Maggie watched him carefully. The way he spoke—it wasn't dramatic. It wasn't for attention. It was truth. Raw, simple, cold.
"I was five," Axel continued, "when he started training me. Woke me up at four a.m., made me run until I threw up. Made me fight kids older than me. Made me bleed until I learned how not to."
His eyes drifted toward the sky, clouds slowly crawling across the stars.
"I was ten when I killed for the first time."
Maggie felt a chill crawl down her arms.
"Before the world ended, he brought me to his base. Soldiers respected him—no, feared him. The kind of man who walked into a room and silence followed."
"He took me into this room. Dark, cold. Just me... and a war criminal, chained, beaten to hell. My father handed me a knife."
Axel paused, flicking ash from the tip of his cigarette.
"Then he told me: 'The winner leaves this place.'"
He let that hang in the air.
"You weren't wrong, Maggie," he said, voice soft and serious now. "If I died that day, he would've let that man out. Just walked away. No emotion. That was the test."

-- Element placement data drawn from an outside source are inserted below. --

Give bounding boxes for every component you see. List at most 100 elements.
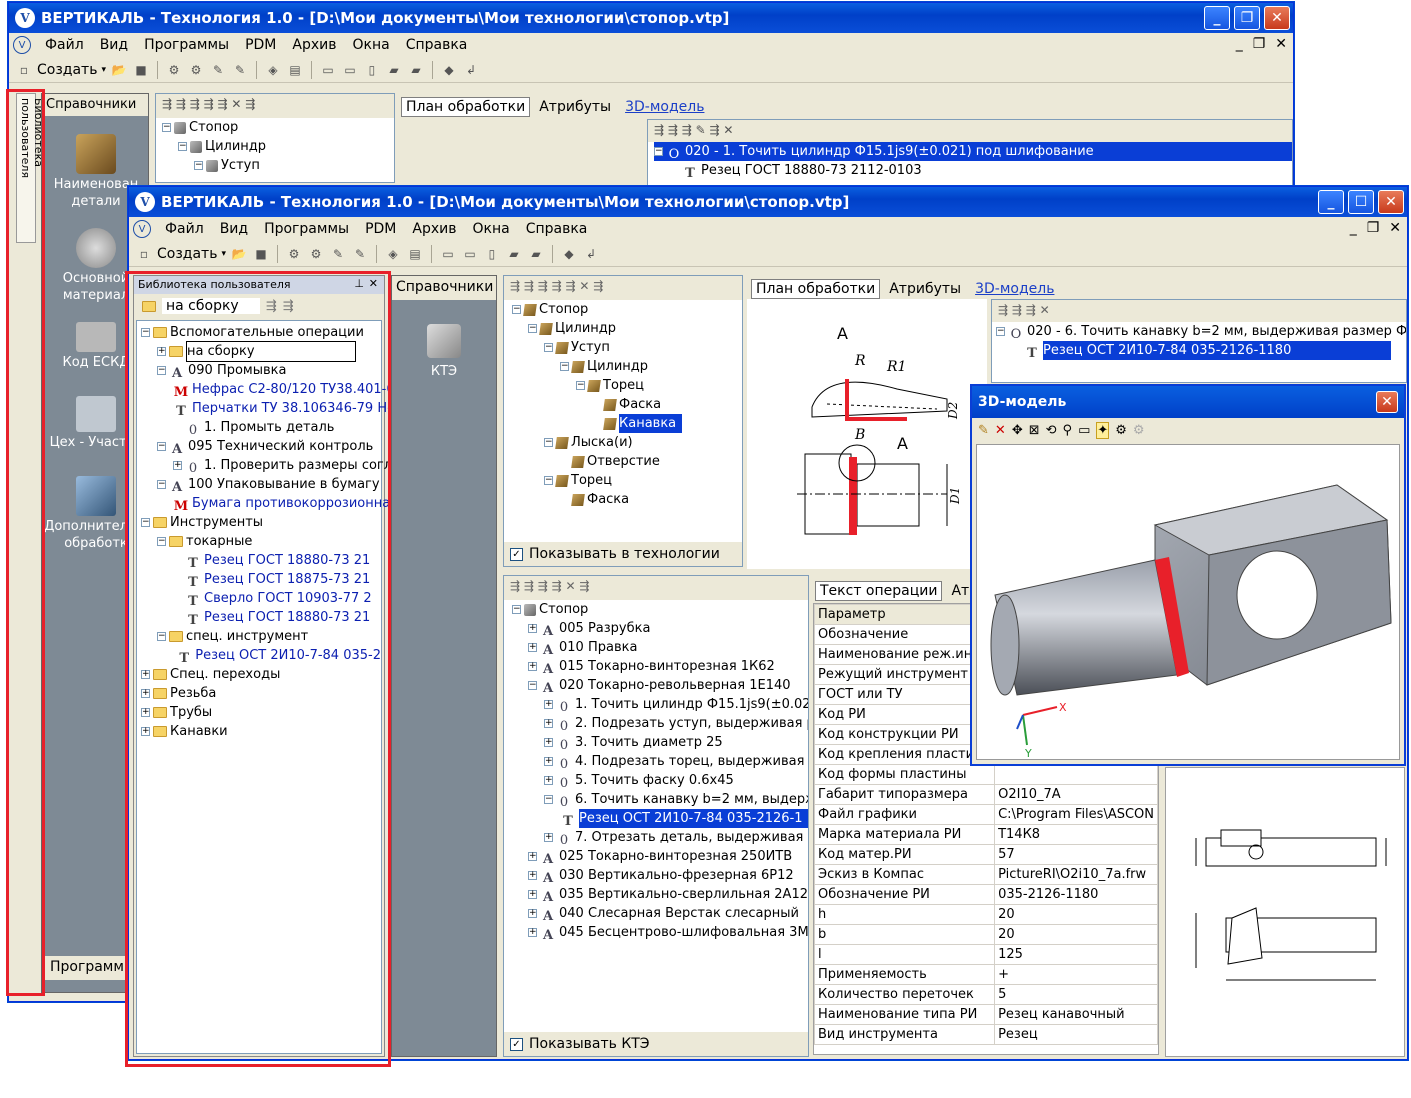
tool-icon[interactable]: ⚙	[307, 245, 325, 263]
open-icon[interactable]: ✎	[978, 423, 989, 438]
library-item[interactable]: − спец. инструмент	[137, 627, 381, 646]
library-item[interactable]: − токарные	[137, 532, 381, 551]
op-item[interactable]: T Резец ОСТ 2И10-7-84 035-2126-1	[508, 809, 808, 829]
op-item[interactable]: − A 020 Токарно-револьверная 1Е140	[508, 676, 808, 696]
expand-toggle-icon[interactable]: −	[544, 476, 553, 485]
op-item[interactable]: + A 035 Вертикально-сверлильная 2А125	[508, 885, 808, 905]
tool-icon[interactable]: ◈	[264, 61, 282, 79]
side-library-tab[interactable]: Библиотека пользователя	[16, 93, 45, 243]
op-item[interactable]: + A 015 Токарно-винторезная 1К62	[508, 657, 808, 677]
op-item[interactable]: +0 3. Точить диаметр 25	[508, 733, 808, 753]
tool-icon[interactable]: ▤	[406, 245, 424, 263]
plan-row[interactable]: T Резец ГОСТ 18880-73 2112-0103	[654, 161, 1292, 181]
param-value[interactable]: Т14К8	[994, 824, 1158, 845]
expand-toggle-icon[interactable]: +	[173, 461, 182, 470]
workshop-icon[interactable]	[76, 396, 116, 432]
tab-attributes[interactable]: Атрибуты	[884, 279, 966, 299]
library-item[interactable]: T Сверло ГОСТ 10903-77 2	[137, 589, 381, 609]
close-button[interactable]: ✕	[1264, 6, 1290, 30]
expand-toggle-icon[interactable]: +	[544, 833, 553, 842]
library-item[interactable]: + Резьба	[137, 684, 381, 703]
material-icon[interactable]	[76, 228, 116, 268]
param-value[interactable]: Резец канавочный	[994, 1004, 1158, 1025]
geom-item[interactable]: − Цилиндр	[508, 357, 742, 376]
op-item[interactable]: +0 1. Точить цилиндр Ф15.1js9(±0.021) по	[508, 695, 808, 715]
menu-archive[interactable]: Архив	[284, 37, 344, 53]
window-icon[interactable]: ▭	[461, 245, 479, 263]
library-item[interactable]: T Резец ГОСТ 18880-73 21	[137, 608, 381, 628]
param-row[interactable]: Эскиз в Компас PictureRI\O2i10_7a.frw	[813, 864, 1158, 885]
op-item[interactable]: −0 6. Точить канавку b=2 мм, выдержив	[508, 790, 808, 810]
maximize-button[interactable]: ☐	[1348, 190, 1374, 214]
create-button[interactable]: Создать	[157, 246, 217, 262]
minimize-button[interactable]: _	[1204, 6, 1230, 30]
menu-help[interactable]: Справка	[518, 221, 596, 237]
front-handbook-tab[interactable]: Справочники	[392, 276, 496, 300]
menu-pdm[interactable]: PDM	[357, 221, 404, 237]
library-item[interactable]: T Резец ГОСТ 18875-73 21	[137, 570, 381, 590]
expand-toggle-icon[interactable]: +	[528, 871, 537, 880]
param-value[interactable]: 125	[994, 944, 1158, 965]
create-button[interactable]: Создать	[37, 62, 97, 78]
sort-icon[interactable]: ⇶	[283, 299, 294, 314]
window-icon[interactable]: ▰	[385, 61, 403, 79]
param-value[interactable]: 035-2126-1180	[994, 884, 1158, 905]
book-icon[interactable]: ◆	[560, 245, 578, 263]
param-value[interactable]: 5	[994, 984, 1158, 1005]
pin-icon[interactable]: ⊥	[354, 277, 364, 290]
expand-toggle-icon[interactable]: +	[544, 738, 553, 747]
expand-toggle-icon[interactable]: +	[528, 890, 537, 899]
plan-row[interactable]: T Резец ОСТ 2И10-7-84 035-2126-1180	[996, 341, 1406, 361]
expand-toggle-icon[interactable]: −	[157, 632, 166, 641]
tab-op-text[interactable]: Текст операции	[815, 581, 943, 601]
kte-icon[interactable]	[427, 324, 461, 358]
geom-item[interactable]: − Торец	[508, 376, 742, 395]
op-item[interactable]: + A 045 Бесцентрово-шлифовальная 3М182	[508, 923, 808, 943]
tool-icon[interactable]: ⚙	[165, 61, 183, 79]
op-item[interactable]: + A 025 Токарно-винторезная 250ИТВ	[508, 847, 808, 867]
close-icon[interactable]: ✕	[369, 277, 378, 290]
open-icon[interactable]: 📂	[230, 245, 248, 263]
menu-programs[interactable]: Программы	[136, 37, 237, 53]
param-value[interactable]: Резец	[994, 1024, 1158, 1045]
mdi-close-icon[interactable]: ✕	[1389, 220, 1401, 236]
expand-toggle-icon[interactable]: −	[528, 324, 537, 333]
expand-toggle-icon[interactable]: +	[544, 757, 553, 766]
param-value[interactable]: +	[994, 964, 1158, 985]
expand-toggle-icon[interactable]: −	[576, 381, 585, 390]
exit-icon[interactable]: ↲	[582, 245, 600, 263]
param-row[interactable]: Наименование типа РИ Резец канавочный	[813, 1004, 1158, 1025]
geom-item[interactable]: Фаска	[508, 395, 742, 414]
op-item[interactable]: +0 7. Отрезать деталь, выдерживая раз	[508, 828, 808, 848]
param-row[interactable]: Код формы пластины	[813, 764, 1158, 785]
param-value[interactable]: 20	[994, 904, 1158, 925]
minimize-button[interactable]: _	[1318, 190, 1344, 214]
expand-toggle-icon[interactable]: +	[544, 700, 553, 709]
expand-toggle-icon[interactable]: −	[544, 343, 553, 352]
op-item[interactable]: + A 010 Правка	[508, 638, 808, 658]
library-item[interactable]: − Инструменты	[137, 513, 381, 532]
expand-toggle-icon[interactable]: +	[528, 928, 537, 937]
light-icon[interactable]: ✦	[1096, 421, 1110, 439]
window-icon[interactable]: ▭	[439, 245, 457, 263]
tree-item[interactable]: − Цилиндр	[162, 137, 394, 156]
tool-icon[interactable]: ✎	[231, 61, 249, 79]
tool-icon[interactable]: ✎	[329, 245, 347, 263]
geom-item[interactable]: Фаска	[508, 490, 742, 509]
settings-icon[interactable]: ⚙	[1115, 423, 1127, 438]
expand-toggle-icon[interactable]: +	[528, 643, 537, 652]
close-button[interactable]: ✕	[1378, 190, 1404, 214]
expand-toggle-icon[interactable]: +	[141, 689, 150, 698]
param-row[interactable]: Количество переточек 5	[813, 984, 1158, 1005]
tool-icon[interactable]: ✎	[209, 61, 227, 79]
menu-windows[interactable]: Окна	[464, 221, 517, 237]
expand-toggle-icon[interactable]: −	[141, 328, 150, 337]
tab-attributes[interactable]: Атрибуты	[534, 97, 616, 117]
geom-item[interactable]: − Торец	[508, 471, 742, 490]
mdi-min-icon[interactable]: _	[1350, 220, 1357, 236]
param-value[interactable]: C:\Program Files\ASCON	[994, 804, 1158, 825]
op-item[interactable]: + A 030 Вертикально-фрезерная 6Р12	[508, 866, 808, 886]
param-row[interactable]: Код матер.РИ 57	[813, 844, 1158, 865]
library-item[interactable]: T Перчатки ТУ 38.106346-79 Нс	[137, 399, 394, 419]
window-icon[interactable]: ▰	[527, 245, 545, 263]
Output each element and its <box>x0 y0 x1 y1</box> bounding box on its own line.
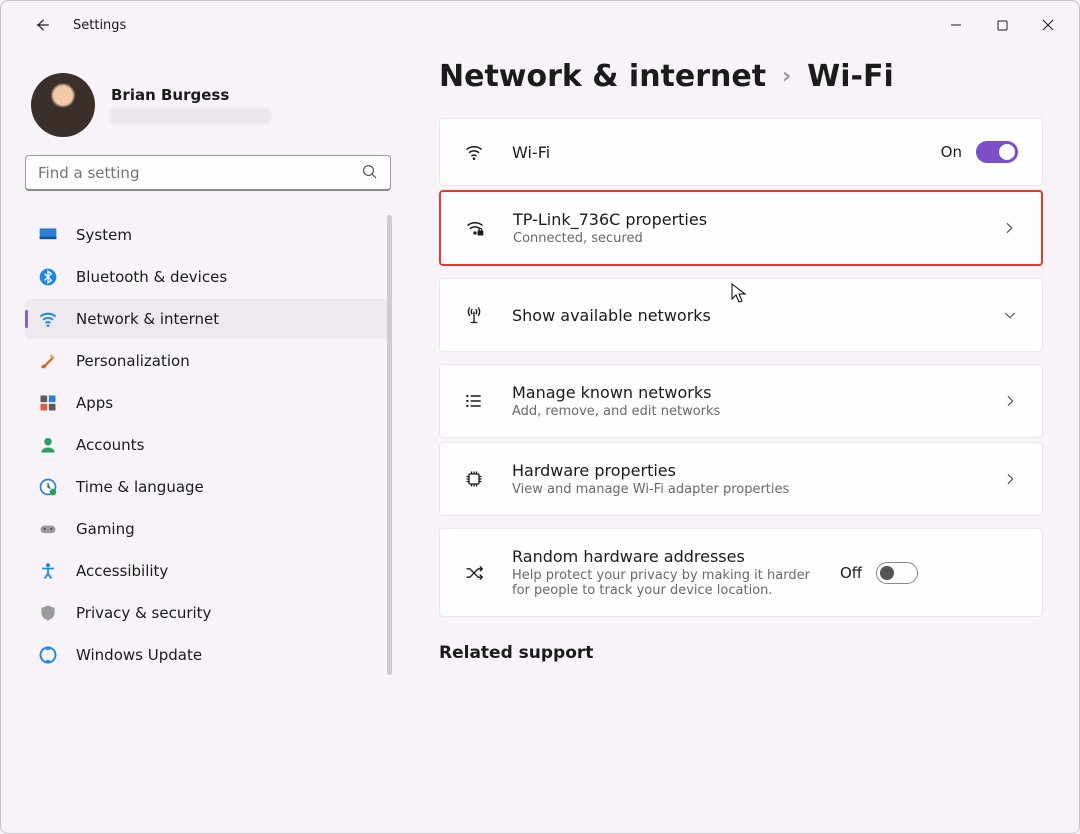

Maggie said nothing. Her heart was beating too loud in her ears.
Axel looked at her with a crooked smile that didn't reach his eyes.
"I won, obviously. But a piece of me stayed in that room, you know? It never really left."
He stepped back, the cigarette burning low between his fingers.
"So when you ask what I am, or how a twenty-one-year-old like me became this?" He gestured at himself with a half-laugh.
"The answer's simple, love. I was never a kid."
He turned, walking away, smoke trailing behind him like a ghost.
And Maggie stood there, staring into the night, knowing she had just touched the edge of something vast, brutal, and broken.